Yes, very logical indeed – if your goal is to replace the population of the U.S. and turn it into a third world country. The commentator is right that the double whammy of family planning and badly managed mandatory “social security” might force remaining whites to either give up on their elderly or give up their nation.
If this were a game of chess, then those who seek the dispossession of whites would be saying “checkmate”. But the Japanese are showing that there are other options. Japan is at the cutting edge of robotic technologies that promise to make life much easier for an aging population. If we can mass produce robots that can dress us, feed us, call for medical help in an emergency, shop for us or even keep us company – then do we really need to import millions of aliens to do these things for us? As for the money, I do not believe it is the quantity of money that matters. Rather, it is the quality of care and, if quality care can be provided cheaply, then we can turn the tables on our enemies. It is worth mentioning that robots are not likely to abuse their charges, nor to steal from them or neglect them. They are also not likely to make us feel like aliens in our own lands.

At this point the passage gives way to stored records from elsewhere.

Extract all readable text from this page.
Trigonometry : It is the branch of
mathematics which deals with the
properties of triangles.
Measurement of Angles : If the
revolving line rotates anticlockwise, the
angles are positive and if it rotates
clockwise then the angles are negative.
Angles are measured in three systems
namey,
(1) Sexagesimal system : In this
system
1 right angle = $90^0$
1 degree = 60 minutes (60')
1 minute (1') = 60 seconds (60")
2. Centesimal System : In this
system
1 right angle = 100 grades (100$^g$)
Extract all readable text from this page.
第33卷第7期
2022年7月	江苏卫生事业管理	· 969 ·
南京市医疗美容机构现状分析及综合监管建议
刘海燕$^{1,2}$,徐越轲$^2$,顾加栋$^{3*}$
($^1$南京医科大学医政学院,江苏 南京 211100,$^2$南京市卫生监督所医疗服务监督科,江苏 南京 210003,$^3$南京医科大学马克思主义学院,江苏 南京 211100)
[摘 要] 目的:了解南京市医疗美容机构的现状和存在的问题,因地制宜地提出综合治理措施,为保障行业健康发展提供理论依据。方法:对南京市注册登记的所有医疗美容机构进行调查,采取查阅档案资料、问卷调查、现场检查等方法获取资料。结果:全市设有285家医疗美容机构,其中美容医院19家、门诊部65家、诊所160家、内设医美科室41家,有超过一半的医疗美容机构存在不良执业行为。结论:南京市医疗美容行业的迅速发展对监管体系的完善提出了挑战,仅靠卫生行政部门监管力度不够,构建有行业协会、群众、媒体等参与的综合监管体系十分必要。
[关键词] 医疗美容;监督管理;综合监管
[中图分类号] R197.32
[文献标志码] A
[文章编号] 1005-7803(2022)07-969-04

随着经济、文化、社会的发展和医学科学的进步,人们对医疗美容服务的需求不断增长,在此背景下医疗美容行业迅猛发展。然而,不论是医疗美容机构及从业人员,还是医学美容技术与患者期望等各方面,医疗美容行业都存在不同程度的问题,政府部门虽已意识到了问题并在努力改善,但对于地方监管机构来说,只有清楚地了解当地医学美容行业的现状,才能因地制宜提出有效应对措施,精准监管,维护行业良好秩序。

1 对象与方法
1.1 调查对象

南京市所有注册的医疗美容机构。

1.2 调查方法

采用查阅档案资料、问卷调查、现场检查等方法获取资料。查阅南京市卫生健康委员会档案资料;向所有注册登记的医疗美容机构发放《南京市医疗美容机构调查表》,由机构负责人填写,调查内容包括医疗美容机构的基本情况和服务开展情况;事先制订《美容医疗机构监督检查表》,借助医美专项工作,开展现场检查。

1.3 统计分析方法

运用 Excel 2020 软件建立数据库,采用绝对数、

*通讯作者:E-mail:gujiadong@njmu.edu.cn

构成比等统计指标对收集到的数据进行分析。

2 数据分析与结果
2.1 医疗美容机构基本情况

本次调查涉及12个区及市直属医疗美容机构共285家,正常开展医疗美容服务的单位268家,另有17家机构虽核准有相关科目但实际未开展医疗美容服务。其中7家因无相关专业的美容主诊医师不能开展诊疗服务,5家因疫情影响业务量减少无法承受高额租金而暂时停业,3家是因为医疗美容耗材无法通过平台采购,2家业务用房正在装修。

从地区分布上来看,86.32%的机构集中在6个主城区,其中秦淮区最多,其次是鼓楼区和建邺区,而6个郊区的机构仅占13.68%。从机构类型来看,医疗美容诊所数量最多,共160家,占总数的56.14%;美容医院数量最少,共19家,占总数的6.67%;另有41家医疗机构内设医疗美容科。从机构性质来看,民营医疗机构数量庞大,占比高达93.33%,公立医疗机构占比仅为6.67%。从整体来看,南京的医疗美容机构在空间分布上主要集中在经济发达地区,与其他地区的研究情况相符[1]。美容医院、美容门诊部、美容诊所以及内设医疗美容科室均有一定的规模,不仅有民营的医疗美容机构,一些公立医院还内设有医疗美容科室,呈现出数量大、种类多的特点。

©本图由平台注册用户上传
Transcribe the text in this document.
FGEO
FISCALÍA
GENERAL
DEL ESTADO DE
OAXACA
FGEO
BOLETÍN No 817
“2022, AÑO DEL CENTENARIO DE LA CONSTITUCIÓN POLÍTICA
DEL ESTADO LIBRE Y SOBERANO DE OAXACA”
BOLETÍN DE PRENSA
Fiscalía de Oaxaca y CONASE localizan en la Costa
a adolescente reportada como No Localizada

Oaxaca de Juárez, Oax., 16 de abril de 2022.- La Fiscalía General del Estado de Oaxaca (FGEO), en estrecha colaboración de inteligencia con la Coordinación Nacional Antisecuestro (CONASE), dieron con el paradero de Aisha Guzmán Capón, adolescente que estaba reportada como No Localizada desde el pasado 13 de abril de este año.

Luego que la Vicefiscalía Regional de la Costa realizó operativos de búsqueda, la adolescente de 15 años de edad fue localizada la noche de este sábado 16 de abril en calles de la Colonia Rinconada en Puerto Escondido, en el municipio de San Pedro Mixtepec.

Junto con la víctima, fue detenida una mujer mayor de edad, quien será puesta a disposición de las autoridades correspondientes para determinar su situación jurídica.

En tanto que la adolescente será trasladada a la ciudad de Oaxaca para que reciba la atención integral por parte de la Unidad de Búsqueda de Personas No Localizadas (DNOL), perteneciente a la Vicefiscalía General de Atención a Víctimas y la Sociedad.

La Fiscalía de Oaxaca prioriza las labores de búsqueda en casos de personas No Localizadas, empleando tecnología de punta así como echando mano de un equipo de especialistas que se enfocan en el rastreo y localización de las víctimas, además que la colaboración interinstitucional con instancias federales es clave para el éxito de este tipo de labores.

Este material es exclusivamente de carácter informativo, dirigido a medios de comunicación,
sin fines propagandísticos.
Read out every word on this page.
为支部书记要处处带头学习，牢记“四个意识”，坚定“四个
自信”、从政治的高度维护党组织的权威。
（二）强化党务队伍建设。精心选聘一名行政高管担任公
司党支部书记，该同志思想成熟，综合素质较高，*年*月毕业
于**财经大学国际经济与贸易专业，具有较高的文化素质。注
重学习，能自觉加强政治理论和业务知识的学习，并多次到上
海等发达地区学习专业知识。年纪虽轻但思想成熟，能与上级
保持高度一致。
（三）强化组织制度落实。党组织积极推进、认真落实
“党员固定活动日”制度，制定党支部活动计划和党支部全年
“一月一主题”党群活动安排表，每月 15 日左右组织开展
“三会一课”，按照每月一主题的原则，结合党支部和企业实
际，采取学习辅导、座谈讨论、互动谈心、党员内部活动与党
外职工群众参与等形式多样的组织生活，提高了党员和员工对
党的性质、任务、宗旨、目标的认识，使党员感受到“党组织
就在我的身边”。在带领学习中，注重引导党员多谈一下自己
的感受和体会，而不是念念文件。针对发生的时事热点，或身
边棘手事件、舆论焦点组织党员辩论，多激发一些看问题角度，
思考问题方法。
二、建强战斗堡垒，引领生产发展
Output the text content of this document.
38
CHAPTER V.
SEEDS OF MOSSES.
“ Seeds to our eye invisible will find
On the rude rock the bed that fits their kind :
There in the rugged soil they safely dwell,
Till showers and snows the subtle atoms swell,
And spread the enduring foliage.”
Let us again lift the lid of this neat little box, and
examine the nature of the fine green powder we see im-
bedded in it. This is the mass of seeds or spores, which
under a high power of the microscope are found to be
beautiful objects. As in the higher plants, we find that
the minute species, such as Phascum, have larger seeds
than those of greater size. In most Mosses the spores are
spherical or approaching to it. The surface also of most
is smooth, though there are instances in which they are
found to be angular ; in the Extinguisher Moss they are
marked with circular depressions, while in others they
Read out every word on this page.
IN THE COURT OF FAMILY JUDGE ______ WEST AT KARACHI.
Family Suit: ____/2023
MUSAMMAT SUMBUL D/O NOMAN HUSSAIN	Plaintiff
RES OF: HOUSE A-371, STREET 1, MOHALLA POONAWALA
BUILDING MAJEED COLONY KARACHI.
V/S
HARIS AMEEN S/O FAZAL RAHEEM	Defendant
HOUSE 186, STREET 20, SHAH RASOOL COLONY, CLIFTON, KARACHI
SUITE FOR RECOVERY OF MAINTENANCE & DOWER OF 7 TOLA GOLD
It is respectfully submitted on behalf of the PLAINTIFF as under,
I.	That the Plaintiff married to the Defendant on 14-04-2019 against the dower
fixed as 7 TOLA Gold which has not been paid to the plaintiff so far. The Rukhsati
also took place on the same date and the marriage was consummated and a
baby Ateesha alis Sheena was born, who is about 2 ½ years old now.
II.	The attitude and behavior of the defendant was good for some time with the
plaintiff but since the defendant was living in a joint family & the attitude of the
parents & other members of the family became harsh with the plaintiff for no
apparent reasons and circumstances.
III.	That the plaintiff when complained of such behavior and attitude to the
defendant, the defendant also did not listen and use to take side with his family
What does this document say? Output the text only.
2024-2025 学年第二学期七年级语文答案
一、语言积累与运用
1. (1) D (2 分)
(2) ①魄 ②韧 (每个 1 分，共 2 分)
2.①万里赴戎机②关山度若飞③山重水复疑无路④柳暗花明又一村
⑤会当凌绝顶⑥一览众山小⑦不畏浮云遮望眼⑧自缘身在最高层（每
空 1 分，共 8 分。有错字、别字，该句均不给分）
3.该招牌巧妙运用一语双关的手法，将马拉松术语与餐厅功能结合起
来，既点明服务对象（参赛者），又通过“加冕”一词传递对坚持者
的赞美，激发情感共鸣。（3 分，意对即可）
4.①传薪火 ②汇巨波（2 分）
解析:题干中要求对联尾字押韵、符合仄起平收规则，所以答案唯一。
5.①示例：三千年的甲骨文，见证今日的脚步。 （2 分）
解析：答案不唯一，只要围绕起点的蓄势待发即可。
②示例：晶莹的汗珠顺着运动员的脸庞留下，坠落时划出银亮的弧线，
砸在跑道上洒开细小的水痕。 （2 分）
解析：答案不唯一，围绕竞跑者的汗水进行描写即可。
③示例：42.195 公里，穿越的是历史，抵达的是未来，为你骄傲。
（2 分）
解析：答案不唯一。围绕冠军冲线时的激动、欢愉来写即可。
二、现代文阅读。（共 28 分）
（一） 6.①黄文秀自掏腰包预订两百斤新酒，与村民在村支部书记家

Financially I don’t think this really matters compared to:
http://www.presstv.ir/detail/157817.html
Baby boomers simply won’t be retiring, and those currently retiring will be forced back into the work force once it all goes to hell.
If you are a casual fan of Alex Jones which it seems like you then all the causes of our financial woes are hightlighted there, though he doesn’t get into non-white immigration, he certainly is against the mexification of America and Illegal immigrants.
And more, if the first doesn’t scare the pants off you this next one is probably too much for most people to take. I completely agree with you and Amren about the issues that you focus on, but now in the very near future we will care a heck of a lot more about just putting food on the table compared to who the hell is coming in legally or illegally.
I’ve heard many white nationalists claim that we need a total collapse in order to shake the non-whites from us, but is that truely a world where anyone wants to live in? A collapsed society will be complete anarchy and the only government that you’d see would be the military and police keeping marshal law by extreme force.
http://www.youtube.com/watch?v=WRvjufH29vE&feature=player_embedded#!
Yeah. Scary stuff.
Hey Jewamongyou! An article in The Oregonian claims: A couple earning $89,000 a year would pay into Medicare $114,000 over their lifetime. They would likely consume $355,000 in medical expenses while on medicare. About triple what they paid in!
The fact is, new procedures and medicines are expensive. When it comes to keeping someone alive, deciding not to undergo a procedure due to cost is an impossible decision. The choices are grim: Price controls? “End of life counselling”? I don’t pretend to have the answer.
Social security is in much better shape than medicare. It can pay out full benefits until 2036. We could change our policies making it easier for people here to have and care for children and have a little baby boom helping to fix this problem.
Milton Friedman claimed the reason countries like Japan faced sluggish economic growth was due to their generous social safety net. People were not motivated by fear, they knew if they lost their job they would receive benefits for years. So governments in the west have been on a nonstop fear-mongering propaganda campaign, trying to scare people into working harder. I’m not saying there is not any problem, just that it is overblown!